Madalyn turned her eyes to the corner where the voice was coming from.

“Which side am I on now?” Jacobson asked, her voice moving to the other corner. Madalyn turned her eyes toward the sound of the voice, then returned to her bubbles.

This slight movement – not even a head turn, just an eye shift – may not look dramatic to the casual observer. But to Madalyn’s parents and the specialists who have been working with her, it shows that Madalyn can place where sound is coming from, giving her a better sense of her place in the world.

Adjusting to the second implant has been hard work. When it was turned on in February, she heard the electronic-type sounds again as a new part of her brain began to make sense of the stimulation. Jacobson slowly turned up the intensity, and Madalyn’s eyes welled with tears.

“Off!” Madalyn yelped.

But by the end of the session, she was on the phone – a difficult task for people who can’t hear well – with Strasnick to deliver a message: “Thank you for my two ears.”

Comfortable with the old one, she struggled during the next few weeks and months with the new implant and reverted somewhat to sign language. At times, she wanted the security of just the old ear.

But she also liked showing off the new one to friends and family, because now she had two ears, just like Jarrett.

So far, the results have been gratifying. Her speech is getting clearer, and she’s growing more confident.

It’s hard to separate her normal development from the added help of the second implant, but Jacobson, who tracks her progress at monthly visits, is convinced of the advantage.

“I’d love to go back and have all the kids implanted with bilaterals,” Jacobson said. “So many are doing well with one, but with two, we make the world clearer, crisper.”

Now, Madalyn wants both implants turned on, even in her ladybug-decorated bed.

Two years of wearing hearing aids have helped Jarrett nearly catch up to his peers. Madalyn is about a year behind in what she understands and a little more than that in what she can say. “She’s so competitive, she doesn’t want him to learn something she doesn’t know,” Megan said.

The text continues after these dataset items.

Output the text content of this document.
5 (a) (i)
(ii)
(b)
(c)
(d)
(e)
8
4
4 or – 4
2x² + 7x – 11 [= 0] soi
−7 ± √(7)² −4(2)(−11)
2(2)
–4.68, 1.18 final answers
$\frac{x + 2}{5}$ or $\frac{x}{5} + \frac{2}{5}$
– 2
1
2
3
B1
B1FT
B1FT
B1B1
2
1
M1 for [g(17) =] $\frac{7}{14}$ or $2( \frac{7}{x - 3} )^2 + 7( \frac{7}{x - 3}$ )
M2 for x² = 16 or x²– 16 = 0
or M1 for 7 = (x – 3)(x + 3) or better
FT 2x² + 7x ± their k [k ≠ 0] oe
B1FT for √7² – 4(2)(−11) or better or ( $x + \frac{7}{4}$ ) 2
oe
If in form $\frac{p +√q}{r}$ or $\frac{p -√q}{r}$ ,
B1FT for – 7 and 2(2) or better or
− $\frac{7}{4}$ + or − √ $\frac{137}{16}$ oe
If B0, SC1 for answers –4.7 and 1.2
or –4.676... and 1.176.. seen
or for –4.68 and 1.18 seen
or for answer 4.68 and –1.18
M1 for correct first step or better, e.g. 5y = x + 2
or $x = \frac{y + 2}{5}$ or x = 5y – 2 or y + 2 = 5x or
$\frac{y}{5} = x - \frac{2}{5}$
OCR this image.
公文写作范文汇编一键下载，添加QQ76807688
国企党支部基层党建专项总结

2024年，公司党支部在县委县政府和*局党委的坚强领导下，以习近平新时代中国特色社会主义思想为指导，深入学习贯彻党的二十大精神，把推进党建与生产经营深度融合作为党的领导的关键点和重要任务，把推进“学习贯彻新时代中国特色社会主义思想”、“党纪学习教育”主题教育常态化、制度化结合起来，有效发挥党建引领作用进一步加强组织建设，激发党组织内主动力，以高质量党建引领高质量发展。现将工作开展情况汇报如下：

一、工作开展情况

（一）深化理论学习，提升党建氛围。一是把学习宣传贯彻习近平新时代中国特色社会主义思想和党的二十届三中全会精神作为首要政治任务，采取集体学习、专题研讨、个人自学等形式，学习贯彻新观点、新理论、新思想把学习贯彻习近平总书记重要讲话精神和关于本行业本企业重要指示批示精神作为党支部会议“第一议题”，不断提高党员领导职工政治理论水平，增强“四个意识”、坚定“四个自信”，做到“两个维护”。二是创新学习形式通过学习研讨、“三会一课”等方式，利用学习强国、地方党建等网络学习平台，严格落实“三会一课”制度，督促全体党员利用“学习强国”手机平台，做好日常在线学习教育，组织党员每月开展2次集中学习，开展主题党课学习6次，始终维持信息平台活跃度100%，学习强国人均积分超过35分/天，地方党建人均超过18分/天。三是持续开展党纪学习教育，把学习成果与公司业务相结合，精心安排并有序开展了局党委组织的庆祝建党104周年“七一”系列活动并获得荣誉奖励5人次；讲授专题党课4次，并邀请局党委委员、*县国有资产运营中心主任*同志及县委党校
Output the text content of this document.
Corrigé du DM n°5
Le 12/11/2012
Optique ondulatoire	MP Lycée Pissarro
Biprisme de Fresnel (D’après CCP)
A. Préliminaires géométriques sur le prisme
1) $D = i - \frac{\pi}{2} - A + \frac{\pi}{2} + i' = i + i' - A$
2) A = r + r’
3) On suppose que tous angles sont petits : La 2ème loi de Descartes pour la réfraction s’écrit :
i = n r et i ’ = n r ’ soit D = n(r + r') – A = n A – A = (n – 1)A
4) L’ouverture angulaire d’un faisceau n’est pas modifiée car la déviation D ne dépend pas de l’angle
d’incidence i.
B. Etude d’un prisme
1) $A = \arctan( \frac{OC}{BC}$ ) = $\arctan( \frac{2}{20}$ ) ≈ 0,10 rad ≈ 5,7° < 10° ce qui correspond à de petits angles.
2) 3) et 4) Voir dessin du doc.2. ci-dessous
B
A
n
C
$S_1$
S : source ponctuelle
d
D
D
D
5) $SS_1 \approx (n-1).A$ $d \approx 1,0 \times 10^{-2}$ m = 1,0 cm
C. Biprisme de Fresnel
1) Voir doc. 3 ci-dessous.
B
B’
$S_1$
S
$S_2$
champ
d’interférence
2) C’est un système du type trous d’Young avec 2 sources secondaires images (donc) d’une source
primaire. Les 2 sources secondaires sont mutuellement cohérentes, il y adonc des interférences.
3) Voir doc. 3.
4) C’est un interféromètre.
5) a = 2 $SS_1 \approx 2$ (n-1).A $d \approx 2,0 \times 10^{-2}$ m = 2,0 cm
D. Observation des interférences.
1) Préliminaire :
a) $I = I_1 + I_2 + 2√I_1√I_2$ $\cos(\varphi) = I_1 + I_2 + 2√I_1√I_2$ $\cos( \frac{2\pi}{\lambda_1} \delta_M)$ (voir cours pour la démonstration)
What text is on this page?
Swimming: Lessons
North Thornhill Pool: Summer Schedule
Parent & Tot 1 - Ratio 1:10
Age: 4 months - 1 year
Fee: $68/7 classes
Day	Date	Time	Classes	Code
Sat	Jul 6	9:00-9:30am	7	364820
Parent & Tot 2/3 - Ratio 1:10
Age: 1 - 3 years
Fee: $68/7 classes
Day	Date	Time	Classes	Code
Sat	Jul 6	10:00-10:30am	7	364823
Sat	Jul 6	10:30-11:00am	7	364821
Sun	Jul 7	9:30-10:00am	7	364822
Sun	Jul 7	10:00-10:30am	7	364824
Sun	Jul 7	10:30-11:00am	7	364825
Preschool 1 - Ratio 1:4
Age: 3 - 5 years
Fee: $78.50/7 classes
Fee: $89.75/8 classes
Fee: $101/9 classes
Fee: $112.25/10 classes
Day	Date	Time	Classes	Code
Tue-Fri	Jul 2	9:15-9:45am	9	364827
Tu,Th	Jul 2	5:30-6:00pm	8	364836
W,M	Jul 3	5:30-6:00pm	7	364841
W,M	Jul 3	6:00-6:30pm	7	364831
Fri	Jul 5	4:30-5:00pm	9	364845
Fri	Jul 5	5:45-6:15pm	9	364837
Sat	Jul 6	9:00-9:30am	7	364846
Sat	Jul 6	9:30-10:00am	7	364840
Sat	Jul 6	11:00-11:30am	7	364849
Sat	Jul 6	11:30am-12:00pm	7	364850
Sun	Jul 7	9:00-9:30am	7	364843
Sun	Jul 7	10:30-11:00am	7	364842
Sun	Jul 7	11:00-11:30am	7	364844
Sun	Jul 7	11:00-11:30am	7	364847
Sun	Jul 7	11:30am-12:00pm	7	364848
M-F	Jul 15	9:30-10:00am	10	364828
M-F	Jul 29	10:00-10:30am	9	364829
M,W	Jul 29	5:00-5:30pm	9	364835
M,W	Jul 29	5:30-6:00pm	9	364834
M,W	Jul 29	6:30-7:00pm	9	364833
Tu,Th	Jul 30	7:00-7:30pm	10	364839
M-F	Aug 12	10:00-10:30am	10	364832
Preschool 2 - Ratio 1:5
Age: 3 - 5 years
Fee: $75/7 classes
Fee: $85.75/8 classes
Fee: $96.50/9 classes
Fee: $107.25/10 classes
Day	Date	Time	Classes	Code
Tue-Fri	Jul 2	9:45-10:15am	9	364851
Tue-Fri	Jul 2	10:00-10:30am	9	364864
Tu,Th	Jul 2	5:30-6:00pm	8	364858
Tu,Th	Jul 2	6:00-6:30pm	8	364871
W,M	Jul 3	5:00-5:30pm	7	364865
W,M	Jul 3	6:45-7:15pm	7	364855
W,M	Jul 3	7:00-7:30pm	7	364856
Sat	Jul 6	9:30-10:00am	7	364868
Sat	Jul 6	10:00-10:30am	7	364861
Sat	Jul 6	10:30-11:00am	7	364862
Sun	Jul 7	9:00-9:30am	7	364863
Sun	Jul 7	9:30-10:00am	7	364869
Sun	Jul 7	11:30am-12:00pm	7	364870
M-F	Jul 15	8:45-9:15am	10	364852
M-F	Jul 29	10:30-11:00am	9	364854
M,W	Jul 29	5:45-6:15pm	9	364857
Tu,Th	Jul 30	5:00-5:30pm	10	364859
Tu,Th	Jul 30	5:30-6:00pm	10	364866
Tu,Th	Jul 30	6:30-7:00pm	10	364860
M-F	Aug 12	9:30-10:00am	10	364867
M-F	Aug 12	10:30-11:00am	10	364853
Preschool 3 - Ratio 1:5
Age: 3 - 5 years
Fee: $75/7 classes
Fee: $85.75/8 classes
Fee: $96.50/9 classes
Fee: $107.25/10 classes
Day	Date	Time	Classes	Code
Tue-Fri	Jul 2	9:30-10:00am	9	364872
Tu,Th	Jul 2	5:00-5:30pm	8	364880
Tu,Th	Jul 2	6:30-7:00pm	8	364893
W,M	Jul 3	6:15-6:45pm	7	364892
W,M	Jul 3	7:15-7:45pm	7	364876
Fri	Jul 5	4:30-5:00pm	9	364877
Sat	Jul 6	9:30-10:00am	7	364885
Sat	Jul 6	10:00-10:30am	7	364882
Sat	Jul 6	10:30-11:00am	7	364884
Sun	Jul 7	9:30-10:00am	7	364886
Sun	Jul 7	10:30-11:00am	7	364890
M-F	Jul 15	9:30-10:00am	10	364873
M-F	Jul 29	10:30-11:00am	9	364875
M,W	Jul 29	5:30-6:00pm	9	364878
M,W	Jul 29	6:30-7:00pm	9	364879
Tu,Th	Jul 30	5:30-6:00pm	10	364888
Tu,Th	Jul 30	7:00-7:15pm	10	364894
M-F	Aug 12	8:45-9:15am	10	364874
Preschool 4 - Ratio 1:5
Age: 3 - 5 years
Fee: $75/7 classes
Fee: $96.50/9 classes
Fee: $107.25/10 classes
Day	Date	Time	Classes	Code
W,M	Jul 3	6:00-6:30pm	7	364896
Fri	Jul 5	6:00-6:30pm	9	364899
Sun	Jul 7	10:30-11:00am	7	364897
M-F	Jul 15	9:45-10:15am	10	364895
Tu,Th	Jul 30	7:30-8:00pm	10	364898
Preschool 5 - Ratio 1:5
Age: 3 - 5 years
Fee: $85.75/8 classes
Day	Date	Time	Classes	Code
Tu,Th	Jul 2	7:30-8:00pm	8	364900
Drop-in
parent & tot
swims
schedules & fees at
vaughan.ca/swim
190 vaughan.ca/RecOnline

Madalyn’s hands-on-her-hips “You comin’ or not?” question will be answered in time. Clinical trials of bilateral implants are still under way, some being done on both ears simultaneously. And Strasnick performed his second bilateral implant on a local child last week.

Meanwhile, in the preschool class that the twins attend at the Williamsburg-James City County school district, Jarrett keeps up a steady chatter with his classmates, while Madalyn quietly goes her own way. He’s good at anything with balls and running, and she’s better with fine motor skills like writing her name and beading a necklace.

Madalyn occasionally looks to Jarrett for cues during class if she doesn’t get all the words in a song. But she also keeps Jarrett in line. When she thinks he’s talking too much, she puts her hands on her hips, turns and says, “Quiet!”

After preschool, Madalyn’s mom helped her sort out why she prefers having two implants.

“Why do you like two ears – is it better?” Megan asked.

“Jarrett,” Madalyn answered.

“Jarrett has two ears, doesn’t he?” Megan said.

Madalyn nodded.

“How many does Madalyn have?”

The girl held up two fingers.

Before Megan could say, “What? I can’t hear you,” Madalyn jumped in with a quiet two-word sentence: “Two ears.”

“Right,” her mother said. “Madalyn has two ears.”